With news of five deaths at the Madurai Government Rajaji Hospital (GRH) in Tamil Nadu, on Tuesday, rocking the state, a doctor serving at the GRH, who did not wish to be identified, told The Federal that the battery back-ups to ventilators had failed and that likely led to three of the five deaths at the hospital on the night of Tuesday, May 7. He said that the battery back-ups have failed in the past and the hospital has a procedure in place to replace the mechanical ventilators with a hand-operated one. But on Tuesday night, the hospital was unable to carry this out.
Another member of the staff privy to the developments independently affirmed that this was the case. Relatives of patients had earlier in the day on May 8 talked about ventilators conking off.
A doctor who earlier had served at the GRH and was later transferred to another government hospital elsewhere in the state said this was indeed a problem in Madurai and confirmed that the procedure for hand-held ventilators was the practice there.
‘There are two forms of backup’
A retired government doctor who served for over 30 years in the sector said that even as many government hospitals have backups for high priority areas like the ICU, operation theatre and labour wards, the maintenance of the equipment is the question. The source said, “The backups have to be checked frequently and the inbuilt batteries in the ventilators have to be looked into to confirm their efficiency during times of emergency.” The source claimed that hand held ventilators were the practice almost 20 years in many set ups and that is not the case anymore. “Those days deaths happened during power cuts as they had to be pumped manually,” he added.
According to the doctor who is now serving in GRH, inbuilt batteries attached to the ventilators do not function properly. “Only very few ventilator batteries function properly here. So, the ventilators used for these three patients should be checked,” said the doctor.
The doctor also said that it is not possible to know from the autopsy report, if they died due to lack of oxygen. “In the autopsy report, it would just show the cause of death as the malfunctioning of the some vital parts of the body. Though it might be because of the lack of oxygen support to the parts of the body, it would not be directly attributed,” the doctor said.
‘They were responding well to treatment’
Of the five patients who died, three patients, Palaniamma of Dindigul; Ravichandran of Virudunagar; and Malliga from Madurai were being treated in the Intensive Care Unit of trauma ward of GRH. All three died between 6 pm and 7 pm, soon after the first power cut, caused by thunder, lightning and heavy rains. Of other two patients—one was brought dead and the other one was being wheeled in for treatment after 8pm, when power was being interrupted intermittently
Relatives of the deceased said that though all three were being treated for head injuries in the trauma ward, they were responding well to treatment.
One of the relatives of Malliga said that though she was critically ill, she was on life support and was responding. “Only after the power cut, she suffered fits and we alerted the nurses there. As there was no duty doctors by that time, nurses rushed in to take an ECG and confirmed that she died,” Chandrasekar, a nephew of Mallika, said.
Mallika was moved to GRH recently after being treated for several days in a private hospital in Madurai. Chandrasekar admitted that she was critically ill at the time of admitting her in the hospital.
Similarly, P Pandimuniyappa, brother-in-law of Ravichandran, said the latter had sustained head injuries and was admitted to GRH on May 5. “Around 4.30 pm, he underwent a surgery and around 5 pm, his blood was tested. We were told he was stable and a procedure was fixed for 8 pm. But before that, around 6.30 pm, he suffered fits,” Pandimuniyappa said.
Ravichandran was being wheeled in for an ECG. “Even in the ECG centre, there was no power and I used my mobile torch,” Pandimuniyappa said. Adding that he did not want to make it an issue, he added that no such untoward thing must happen in the hospital.
Just a coincidence?
Dr K Vanitha, dean of GRH, told The Federal that the deaths and the power cuts were just a a co-incidence, adding that the ventilators were functioning even during the power cut.

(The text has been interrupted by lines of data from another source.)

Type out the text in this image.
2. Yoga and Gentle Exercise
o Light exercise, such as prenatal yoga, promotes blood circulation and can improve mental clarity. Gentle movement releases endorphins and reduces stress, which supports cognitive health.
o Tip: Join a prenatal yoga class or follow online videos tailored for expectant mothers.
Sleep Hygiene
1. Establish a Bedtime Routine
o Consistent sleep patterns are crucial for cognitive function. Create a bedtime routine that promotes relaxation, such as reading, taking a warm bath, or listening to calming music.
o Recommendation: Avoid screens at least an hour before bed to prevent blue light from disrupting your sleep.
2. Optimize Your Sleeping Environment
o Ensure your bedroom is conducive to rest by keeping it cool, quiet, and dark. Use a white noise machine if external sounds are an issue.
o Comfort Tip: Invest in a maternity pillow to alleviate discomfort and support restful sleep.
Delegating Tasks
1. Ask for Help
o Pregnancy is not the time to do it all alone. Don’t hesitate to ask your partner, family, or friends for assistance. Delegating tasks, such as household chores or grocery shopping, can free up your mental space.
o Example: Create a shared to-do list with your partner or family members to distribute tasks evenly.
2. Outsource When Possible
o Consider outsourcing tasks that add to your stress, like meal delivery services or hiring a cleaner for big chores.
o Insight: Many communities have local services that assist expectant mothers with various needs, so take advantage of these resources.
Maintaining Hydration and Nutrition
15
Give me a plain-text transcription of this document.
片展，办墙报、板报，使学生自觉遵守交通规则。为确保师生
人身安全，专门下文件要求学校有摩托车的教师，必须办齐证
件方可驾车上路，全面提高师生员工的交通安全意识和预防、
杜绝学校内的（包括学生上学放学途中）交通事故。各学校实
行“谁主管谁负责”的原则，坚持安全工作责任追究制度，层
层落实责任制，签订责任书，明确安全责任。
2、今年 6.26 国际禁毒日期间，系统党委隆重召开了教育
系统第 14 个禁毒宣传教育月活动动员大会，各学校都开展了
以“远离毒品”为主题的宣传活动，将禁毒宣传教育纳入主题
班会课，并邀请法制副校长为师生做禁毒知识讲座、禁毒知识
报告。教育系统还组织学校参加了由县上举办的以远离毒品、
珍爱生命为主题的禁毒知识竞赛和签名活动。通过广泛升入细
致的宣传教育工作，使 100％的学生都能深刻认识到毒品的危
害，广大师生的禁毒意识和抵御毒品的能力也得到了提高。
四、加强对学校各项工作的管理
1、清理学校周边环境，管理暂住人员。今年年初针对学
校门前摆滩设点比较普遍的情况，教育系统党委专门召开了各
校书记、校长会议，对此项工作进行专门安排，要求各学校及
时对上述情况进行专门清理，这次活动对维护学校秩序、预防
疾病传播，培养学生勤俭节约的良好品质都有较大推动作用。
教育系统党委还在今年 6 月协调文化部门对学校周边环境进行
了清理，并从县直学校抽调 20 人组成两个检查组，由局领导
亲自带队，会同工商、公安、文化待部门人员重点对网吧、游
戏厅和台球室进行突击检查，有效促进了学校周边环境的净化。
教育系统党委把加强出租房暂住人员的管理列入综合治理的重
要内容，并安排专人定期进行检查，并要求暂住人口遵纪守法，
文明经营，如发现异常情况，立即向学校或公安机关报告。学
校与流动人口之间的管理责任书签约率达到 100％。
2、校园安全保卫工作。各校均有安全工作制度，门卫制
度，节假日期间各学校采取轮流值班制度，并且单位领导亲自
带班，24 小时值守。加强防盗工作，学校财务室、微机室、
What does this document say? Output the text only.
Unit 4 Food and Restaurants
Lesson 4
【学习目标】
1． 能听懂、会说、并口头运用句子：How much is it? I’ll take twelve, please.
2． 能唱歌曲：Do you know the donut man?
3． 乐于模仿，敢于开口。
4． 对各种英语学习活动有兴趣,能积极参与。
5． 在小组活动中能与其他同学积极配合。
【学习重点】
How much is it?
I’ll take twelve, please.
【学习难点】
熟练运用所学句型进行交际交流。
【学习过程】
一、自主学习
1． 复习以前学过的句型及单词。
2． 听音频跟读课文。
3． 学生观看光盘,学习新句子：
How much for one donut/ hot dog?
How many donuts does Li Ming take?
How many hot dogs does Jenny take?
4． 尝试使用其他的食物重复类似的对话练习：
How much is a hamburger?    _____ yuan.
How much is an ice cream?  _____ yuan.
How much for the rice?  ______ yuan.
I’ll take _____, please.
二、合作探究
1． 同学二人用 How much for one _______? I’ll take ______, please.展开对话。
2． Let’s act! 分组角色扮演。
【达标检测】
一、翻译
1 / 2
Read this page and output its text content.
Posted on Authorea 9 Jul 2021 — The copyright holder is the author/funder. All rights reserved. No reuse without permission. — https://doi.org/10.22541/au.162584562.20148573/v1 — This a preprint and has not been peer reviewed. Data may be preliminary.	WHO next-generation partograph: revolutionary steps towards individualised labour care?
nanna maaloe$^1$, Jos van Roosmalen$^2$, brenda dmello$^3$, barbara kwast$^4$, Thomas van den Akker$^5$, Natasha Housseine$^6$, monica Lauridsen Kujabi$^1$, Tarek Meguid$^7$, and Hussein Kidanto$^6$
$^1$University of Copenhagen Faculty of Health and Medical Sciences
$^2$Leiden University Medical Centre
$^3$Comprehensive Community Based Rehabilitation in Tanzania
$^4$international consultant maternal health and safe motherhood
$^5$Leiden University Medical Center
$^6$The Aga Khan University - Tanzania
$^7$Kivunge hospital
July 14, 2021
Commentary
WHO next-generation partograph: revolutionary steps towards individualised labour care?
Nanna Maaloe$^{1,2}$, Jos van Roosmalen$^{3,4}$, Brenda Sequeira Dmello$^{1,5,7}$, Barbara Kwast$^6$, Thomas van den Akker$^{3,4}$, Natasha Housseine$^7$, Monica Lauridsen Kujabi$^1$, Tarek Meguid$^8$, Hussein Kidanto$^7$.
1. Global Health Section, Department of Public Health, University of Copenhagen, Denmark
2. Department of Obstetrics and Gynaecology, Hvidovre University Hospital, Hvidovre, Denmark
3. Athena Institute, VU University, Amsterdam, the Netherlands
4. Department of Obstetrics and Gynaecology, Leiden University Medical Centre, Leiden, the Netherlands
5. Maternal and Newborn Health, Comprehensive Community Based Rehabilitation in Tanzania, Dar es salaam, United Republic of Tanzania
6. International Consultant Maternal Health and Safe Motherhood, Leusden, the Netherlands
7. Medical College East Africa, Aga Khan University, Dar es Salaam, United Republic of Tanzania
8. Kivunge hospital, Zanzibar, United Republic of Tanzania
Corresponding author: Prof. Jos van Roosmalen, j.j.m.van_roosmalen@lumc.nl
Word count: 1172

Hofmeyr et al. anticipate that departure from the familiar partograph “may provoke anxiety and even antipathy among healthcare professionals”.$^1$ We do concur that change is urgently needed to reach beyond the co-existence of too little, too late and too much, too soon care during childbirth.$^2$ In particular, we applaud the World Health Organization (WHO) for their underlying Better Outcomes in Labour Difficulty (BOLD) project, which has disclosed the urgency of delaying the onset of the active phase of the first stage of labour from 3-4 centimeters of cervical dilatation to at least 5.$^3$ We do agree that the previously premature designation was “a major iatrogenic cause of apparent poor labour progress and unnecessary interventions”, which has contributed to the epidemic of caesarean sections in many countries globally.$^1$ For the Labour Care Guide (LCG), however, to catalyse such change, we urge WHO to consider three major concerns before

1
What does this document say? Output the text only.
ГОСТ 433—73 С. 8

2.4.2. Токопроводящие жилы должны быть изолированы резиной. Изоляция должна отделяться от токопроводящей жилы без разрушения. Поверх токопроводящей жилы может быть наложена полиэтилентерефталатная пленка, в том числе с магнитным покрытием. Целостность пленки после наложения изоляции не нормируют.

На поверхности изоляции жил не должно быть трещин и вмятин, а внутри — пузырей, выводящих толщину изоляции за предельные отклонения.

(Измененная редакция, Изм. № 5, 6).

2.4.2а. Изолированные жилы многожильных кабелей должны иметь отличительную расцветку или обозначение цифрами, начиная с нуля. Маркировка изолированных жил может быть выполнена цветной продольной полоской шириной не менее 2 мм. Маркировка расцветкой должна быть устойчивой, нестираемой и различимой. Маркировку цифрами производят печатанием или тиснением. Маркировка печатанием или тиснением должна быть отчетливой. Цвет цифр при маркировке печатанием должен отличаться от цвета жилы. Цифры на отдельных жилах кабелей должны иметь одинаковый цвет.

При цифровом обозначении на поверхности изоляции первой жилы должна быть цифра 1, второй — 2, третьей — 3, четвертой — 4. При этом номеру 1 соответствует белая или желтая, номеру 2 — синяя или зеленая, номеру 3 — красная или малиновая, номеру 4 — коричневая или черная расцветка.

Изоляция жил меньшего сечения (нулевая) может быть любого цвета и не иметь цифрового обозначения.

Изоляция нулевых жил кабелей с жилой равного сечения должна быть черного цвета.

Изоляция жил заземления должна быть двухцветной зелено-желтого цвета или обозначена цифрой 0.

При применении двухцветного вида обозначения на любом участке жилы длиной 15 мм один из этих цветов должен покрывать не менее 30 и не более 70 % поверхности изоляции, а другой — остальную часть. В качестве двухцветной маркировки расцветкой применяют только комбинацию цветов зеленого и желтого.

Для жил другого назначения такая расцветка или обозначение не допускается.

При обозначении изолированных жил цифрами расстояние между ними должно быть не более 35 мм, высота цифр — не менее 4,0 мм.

“Only three died during the first power cut. All the three were critical and they also had cardiac arrest earlier. But, they were revived and were being monitored before they died,” Vanitha said, adding that nine patients were in the ventilator out of which six are stable.
The doctor who said battery backups had conked off told The Federal that malfunctioning did not strike all the ventilators.
‘Multiple deaths in ICU on a single day possible’
Dr Suresh Rao, head of department, critical care unit, Fortis Malar Hospital explains that the rate of ICU deaths is inconsistent depending on the number of high risk cases. “If the hospital accepts high risk cases then it is possible that a chain of deaths can happen in a short span. At a given time, some patients have a high Sequential Organ Failure Assessment (SOFA) Score. So if the patients had a high SOFA score they can die in a few hours’ time, provided we know what their morning condition was,” he added.
A study has shown that in ICUs, among the total number of admissions, around 20 per cent die, he said. He also added that the number of deaths have to be seen in proportion to the number of beds in the facility. The 15-bedded facility in GRH had 10 patients on life support.